As a value investor, I'm "supposed" to thumb my nose at stocks that have done well and that the analysts like. I'm "supposed" to always be always contrarian, the conventional thinking goes. 

I disagree (and, as we'll see, so would Warren Buffett). A value investor is supposed to look at a company and render a valuation independent of the prevailing consensus, whether it's bearish or bullish.

The fact that a stock is hated does not necessarily make it a great value (think of GM prior to bankruptcy). Similarly, a popular stock like Apple (a CAPScall of mine) is not necessarily overpriced (though I'd wager that as a group, popular stocks are less-profitable hunting grounds).

So when I look at Monster Beverage (Nasdaq: MNST), a new CAPScall, I don't immediately discount it just because it is popular. And I think the Oracle of Omaha would agree with this assessment. 

When Buffett, via his famous holding company Berkshire Hathaway (NYSE: BRK-B), bought his stake in Coca-Cola (NYSE: KO) in 1988 the stock was trading at 15 times earnings, or a 6.6% earnings yield. The company was earning returns on equity of 31% and had delivered returns of 18% per year to shareholders over the past five years.

That means Buffett bought the stock after an incredible 128% run-up. That's strike one against the stereotype that value investors only buy beaten-down stocks.

Monster Beverage today, by comparison, trades at 35 times earnings, or a 2.86% earnings yield. The company routinely earns 30%+ on its equity. Its stock is up 230% over the past five years. 

At first this makes Monster Beverage today look a lot more expensive than Buffett's Coke run in the '80s (that sounds so wrong, doesn't it?) -- but that would be ignoring one important factor: 

Interest rates. 

In 1988 a 30-year Treasury Bond offered 9%! Think about that -- a 9% return guaranteed by the U.S. government! And yet Buffett turned that down to buy Coke stock with an earnings yield of 6.6%. He had to be betting on lots of future growth to make the deal worthwhile (and he was right). This goes against another value-investor stereotype, that you never look to growth. 

Today a 30-year Treasury Bond yields a paltry 3.07%. Monster Beverage gives you almost the same thing (2.86%) but with hugely more growth potential (a bond's coupon never changes) and inflation-hedging. And the energy drink market is still in its infancy.

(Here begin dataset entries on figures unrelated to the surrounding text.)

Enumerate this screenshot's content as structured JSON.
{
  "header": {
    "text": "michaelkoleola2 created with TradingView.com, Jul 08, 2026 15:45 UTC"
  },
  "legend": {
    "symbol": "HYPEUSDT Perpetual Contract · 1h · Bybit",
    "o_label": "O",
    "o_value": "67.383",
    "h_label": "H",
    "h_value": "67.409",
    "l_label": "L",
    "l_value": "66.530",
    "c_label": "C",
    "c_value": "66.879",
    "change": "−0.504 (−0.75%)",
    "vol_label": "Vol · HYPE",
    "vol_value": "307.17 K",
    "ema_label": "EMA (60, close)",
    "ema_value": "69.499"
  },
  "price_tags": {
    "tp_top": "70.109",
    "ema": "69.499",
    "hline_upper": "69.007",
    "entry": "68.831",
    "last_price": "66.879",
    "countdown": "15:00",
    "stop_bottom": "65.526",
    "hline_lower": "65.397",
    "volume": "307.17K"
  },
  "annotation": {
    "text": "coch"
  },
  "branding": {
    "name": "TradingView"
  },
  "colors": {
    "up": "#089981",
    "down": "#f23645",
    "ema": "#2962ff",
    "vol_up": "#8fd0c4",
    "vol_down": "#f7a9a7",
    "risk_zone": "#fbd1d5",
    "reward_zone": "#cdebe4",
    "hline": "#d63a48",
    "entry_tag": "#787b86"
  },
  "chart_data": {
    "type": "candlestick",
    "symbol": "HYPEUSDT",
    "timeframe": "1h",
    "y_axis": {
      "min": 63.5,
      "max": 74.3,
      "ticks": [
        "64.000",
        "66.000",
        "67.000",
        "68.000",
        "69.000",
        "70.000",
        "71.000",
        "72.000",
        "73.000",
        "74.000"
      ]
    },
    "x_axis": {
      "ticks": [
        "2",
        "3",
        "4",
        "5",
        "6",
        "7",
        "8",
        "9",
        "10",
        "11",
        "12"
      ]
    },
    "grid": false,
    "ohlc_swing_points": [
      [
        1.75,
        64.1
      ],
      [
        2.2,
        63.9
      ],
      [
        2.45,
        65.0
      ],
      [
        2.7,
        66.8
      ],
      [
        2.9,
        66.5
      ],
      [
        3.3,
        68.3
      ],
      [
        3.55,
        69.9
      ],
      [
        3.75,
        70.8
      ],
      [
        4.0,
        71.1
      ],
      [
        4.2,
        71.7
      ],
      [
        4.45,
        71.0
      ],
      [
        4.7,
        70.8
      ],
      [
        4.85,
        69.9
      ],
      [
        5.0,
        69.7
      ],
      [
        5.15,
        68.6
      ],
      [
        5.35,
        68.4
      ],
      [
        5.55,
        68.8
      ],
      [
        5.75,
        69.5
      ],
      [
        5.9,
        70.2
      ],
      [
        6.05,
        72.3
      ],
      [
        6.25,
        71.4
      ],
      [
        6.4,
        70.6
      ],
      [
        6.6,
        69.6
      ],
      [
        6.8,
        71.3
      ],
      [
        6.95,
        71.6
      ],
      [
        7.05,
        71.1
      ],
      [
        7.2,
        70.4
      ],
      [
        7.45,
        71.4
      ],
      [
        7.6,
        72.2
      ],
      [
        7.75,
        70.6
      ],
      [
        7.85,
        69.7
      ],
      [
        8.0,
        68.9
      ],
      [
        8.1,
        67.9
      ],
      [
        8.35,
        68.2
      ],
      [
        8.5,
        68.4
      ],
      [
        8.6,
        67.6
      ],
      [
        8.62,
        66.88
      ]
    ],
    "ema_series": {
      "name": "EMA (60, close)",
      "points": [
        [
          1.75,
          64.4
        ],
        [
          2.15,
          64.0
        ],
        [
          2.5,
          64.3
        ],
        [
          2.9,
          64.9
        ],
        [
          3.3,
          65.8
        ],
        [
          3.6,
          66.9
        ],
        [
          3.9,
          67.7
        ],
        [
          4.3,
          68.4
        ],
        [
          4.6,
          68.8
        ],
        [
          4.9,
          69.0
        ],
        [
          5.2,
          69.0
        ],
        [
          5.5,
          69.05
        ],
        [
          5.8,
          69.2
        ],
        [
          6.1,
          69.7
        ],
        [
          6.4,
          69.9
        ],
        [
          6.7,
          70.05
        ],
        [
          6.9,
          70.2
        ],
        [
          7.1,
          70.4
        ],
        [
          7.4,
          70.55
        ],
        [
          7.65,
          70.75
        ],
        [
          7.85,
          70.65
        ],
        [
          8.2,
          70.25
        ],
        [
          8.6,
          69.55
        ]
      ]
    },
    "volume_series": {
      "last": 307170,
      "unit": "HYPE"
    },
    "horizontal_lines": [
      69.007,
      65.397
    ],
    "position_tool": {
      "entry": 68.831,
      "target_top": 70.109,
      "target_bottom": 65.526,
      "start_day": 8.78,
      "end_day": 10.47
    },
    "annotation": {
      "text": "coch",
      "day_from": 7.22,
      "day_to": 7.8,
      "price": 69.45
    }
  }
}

So in relative terms, Monster Beverage is likely as cheap, if not cheaper, than Coca-Cola was when Buffett bought it in 1988. 

The Power Of The Brand
Okay, I'm sure some of you are screaming at the screen "But Chris, Monster today is nowhere as dominant a brand as Coke was in 1988. It's like comparing apples and oranges!"

Oh really? 

Look what happened when Coke, Pepsi (NYSE: PEP), and Dr Pepper Snapple (NYSE: DPS) tried to challenge the dominance of Monster and Red Bull in the energy drink aisle: Utter humiliation. When was the last time you saw someone drinking Venom (Dr Pepper), Amp (Pepsi), or Full Throttle (Coke)? Yeah, I thought so. 

Heck, sales of Coke's Full Throttle and Pepsi's Amp decreased in the fourth quarter year-over-year according to Nielsen. (Dr Pepper's Venom sales weren't even significant enough to break out.) Monster's sales were up 23.6% by contrast.

In fact, Coke's efforts to dethrone Monster and Red Bull have been so futile that Coke pulled Full Throttle Unleaded from the no-/low-calorie energy drink market. Meanwhile, Monster's new "Absolutely Zero" (in addition to the older "Monster Lo-Carb") variant continues to make gains and Red Bull prepares to launch "Total Zero." 

Within the energy drink sphere, in terms of units sold, Monster is number 1 and is rapidly catching up in total dollars to Red Bull. In convenience stores Monster is already #1 in both metrics.

And this is all without spending a single dime in traditional advertising!
Yes, I think Monster is a monster of a deal. So sue me, Ben Graham.